Descartes on Polyhedra
- Author: Pasquale Joseph Federico
- Language: English
- Genre: Non-fiction
- Publisher: Springer-Verlag
- Publication date: 1982

= Descartes on Polyhedra =

Book by Pasquale Joseph Federico

Descartes on Polyhedra: A Study of the "De solidorum elementis" is a book in the history of mathematics, concerning the work of René Descartes on polyhedra. Central to the book is the disputed priority for Euler's polyhedral formula between Leonhard Euler, who published an explicit version of the formula, and Descartes, whose De solidorum elementis includes a result from which the formula is easily derived.

Descartes on Polyhedra was written by Pasquale Joseph Federico (1902–1982), and published posthumously by Springer-Verlag in 1982, with the assistance of Federico's widow Bianca M. Federico, as volume 4 of their book series Sources in the History of Mathematics and Physical Sciences. The Basic Library List Committee of the Mathematical Association of America has suggested its inclusion in undergraduate mathematics libraries.

==Topics==
The original Latin manuscript of De solidorum elementis was written circa 1630 by Descartes; reviewer Marjorie Senechal calls it "the first general treatment of polyhedra", Descartes' only work in this area, and unfinished, with its statements disordered and some incorrect. It turned up in Stockholm in Descartes' estate after his death in 1650, was soaked for three days in the Seine when the ship carrying it back to Paris was wrecked, and survived long enough for Gottfried Wilhelm Leibniz to copy it in 1676 before disappearing for good.

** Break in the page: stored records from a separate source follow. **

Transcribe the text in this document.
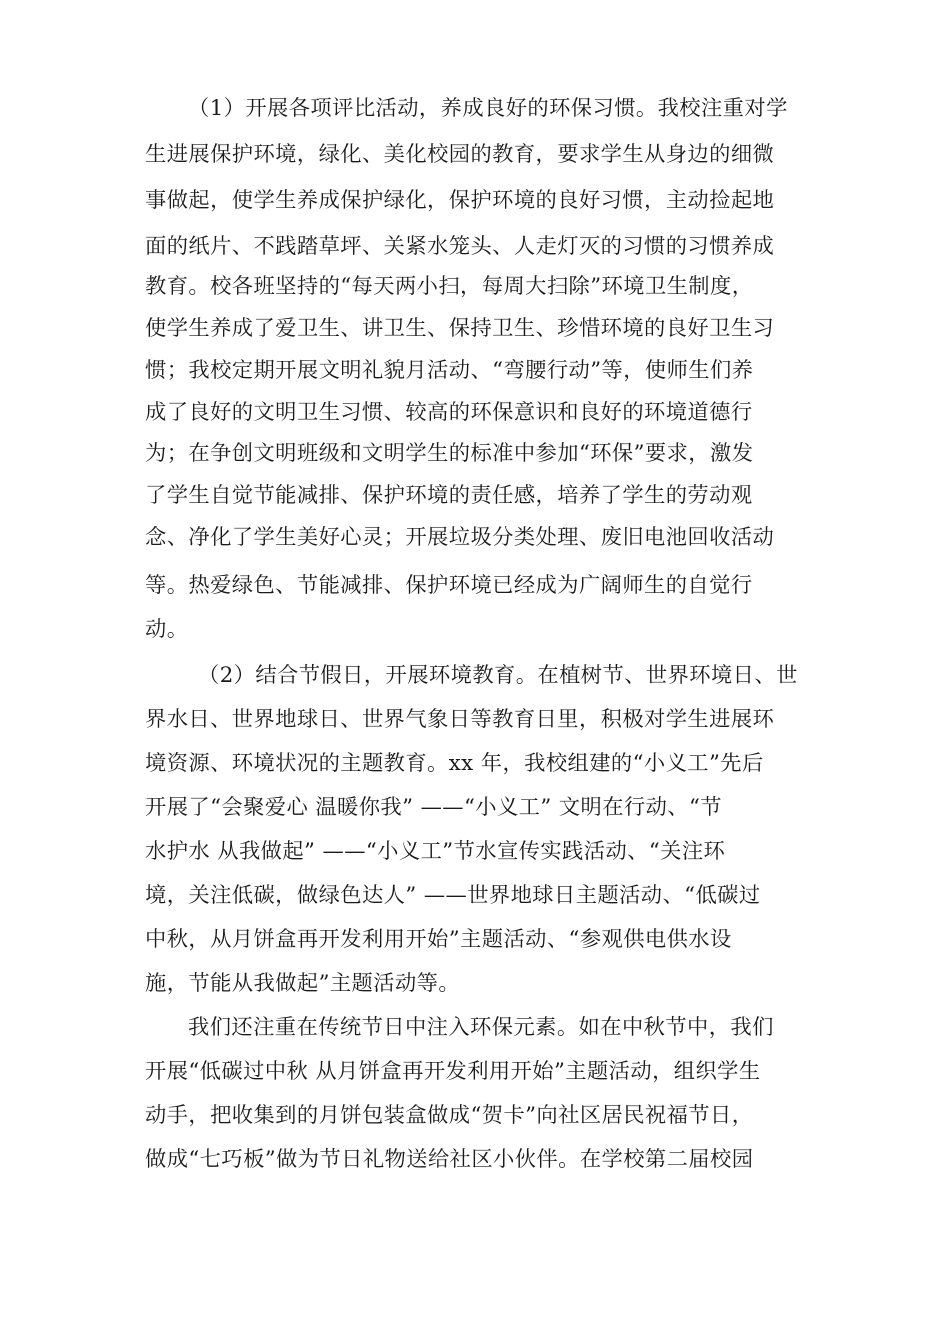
（1）开展各项评比活动，养成良好的环保习惯。我校注重对学
生进展保护环境，绿化、美化校园的教育，要求学生从身边的细微
事做起，使学生养成保护绿化，保护环境的良好习惯，主动捡起地
面的纸片、不践踏草坪、关紧水笼头、人走灯灭的习惯的习惯养成
教育。校各班坚持的“每天两小扫，每周大扫除”环境卫生制度，
使学生养成了爱卫生、讲卫生、保持卫生、珍惜环境的良好卫生习
惯；我校定期开展文明礼貌月活动、“弯腰行动”等，使师生们养
成了良好的文明卫生习惯、较高的环保意识和良好的环境道德行
为；在争创文明班级和文明学生的标准中参加“环保”要求，激发
了学生自觉节能减排、保护环境的责任感，培养了学生的劳动观
念、净化了学生美好心灵；开展垃圾分类处理、废旧电池回收活动
等。热爱绿色、节能减排、保护环境已经成为广阔师生的自觉行
动。
（2）结合节假日，开展环境教育。在植树节、世界环境日、世
界水日、世界地球日、世界气象日等教育日里，积极对学生进展环
境资源、环境状况的主题教育。xx 年，我校组建的“小义工”先后
开展了“会聚爱心 温暖你我” ——“小义工” 文明在行动、“节
水护水 从我做起” ——“小义工”节水宣传实践活动、“关注环
境，关注低碳，做绿色达人” ——世界地球日主题活动、“低碳过
中秋，从月饼盒再开发利用开始”主题活动、“参观供电供水设
施，节能从我做起”主题活动等。
我们还注重在传统节日中注入环保元素。如在中秋节中，我们
开展“低碳过中秋 从月饼盒再开发利用开始”主题活动，组织学生
动手，把收集到的月饼包装盒做成“贺卡”向社区居民祝福节日，
做成“七巧板”做为节日礼物送给社区小伙伴。在学校第二届校园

Leibniz's copy, also lost, was rediscovered in Hannover around 1860. The first part of Descartes on Polyhedra relates this history, sketches the biography of Descartes, provides an eleven-page facsimile reproduction of Leibniz's copy, and gives a transcription, English translation, and commentary on this text, including explanations of some of its notation.

In De solidorum elementis, Descartes states (without proof) Descartes' theorem on total angular defect, a discrete version of the Gauss–Bonnet theorem according to which the angular defects of the vertices of a convex polyhedron (the amount by which the angles at that vertex fall short of the $2\pi$ angle surrounding any point on a flat plane) always sum to exactly $4\pi$. Descartes used this theorem to prove that the five Platonic solids are the only possible regular polyhedra. It is also possible to derive Euler's formula $V-E+F=2$ relating the numbers of vertices, edges, and faces of a convex polyhedron from Descartes' theorem, and De solidorum elementis also includes a formula more closely resembling Euler's relating the number of vertices, faces, and plane angles of a polyhedron. Since the rediscovery of Descartes' manuscript, many scholars have argued that the credit for Euler's formula should go to Descartes rather than to Leonhard Euler, who published the formula (with an incorrect proof) in 1752. The second part of Descartes on Polyhedra reviews this debate, and compares the reasoning of Descartes and Euler on these topics. Ultimately, the book concludes that Descartes probably did not discover Euler's formula, and reviewers Senechal and H. S. M. Coxeter agree, writing that Descartes did not have a concept for the edges of a polyhedron, and without that could not have formulated Euler's formula itself. Subsequently, to this work, it was discovered that Francesco Maurolico had provided a more direct and much earlier predecessor to the work of Euler, an observation in 1537 (without proof of its more general applicability) that Euler's formula itself holds true for the five Platonic solids.

The second part of Descartes' book, and the third part of Descartes on Polyhedra, connects the theory of polyhedra to number theory. It concerns figurate numbers defined by Descartes from polyhedra, generalizing the classical Greek definitions of figurate numbers such as the square numbers and triangular numbers from two-dimensional polygons. In this part Descartes uses both the Platonic solids and some of the semiregular polyhedra, but not the snub polyhedra.

==Audience and reception==
Reviewer F. A. Sherk, after noting the obvious relevance of Descartes on Polyhedra to historians of mathematics, recommends it as well to geometers and to amateur mathematicians. He writes that it provides a good introduction to some important topics in the mathematics of polyhedra, makes an interesting connection to number theory, and is easily readable without much background knowledge. Marjorie Senechal points out that, beyond the question of priority between Descartes and Euler, the book is also useful for illuminating what was known of geometry more generally at the time of Descartes. More briefly, reviewer L. Führer calls the book beautiful, readable, and lively, but expensive.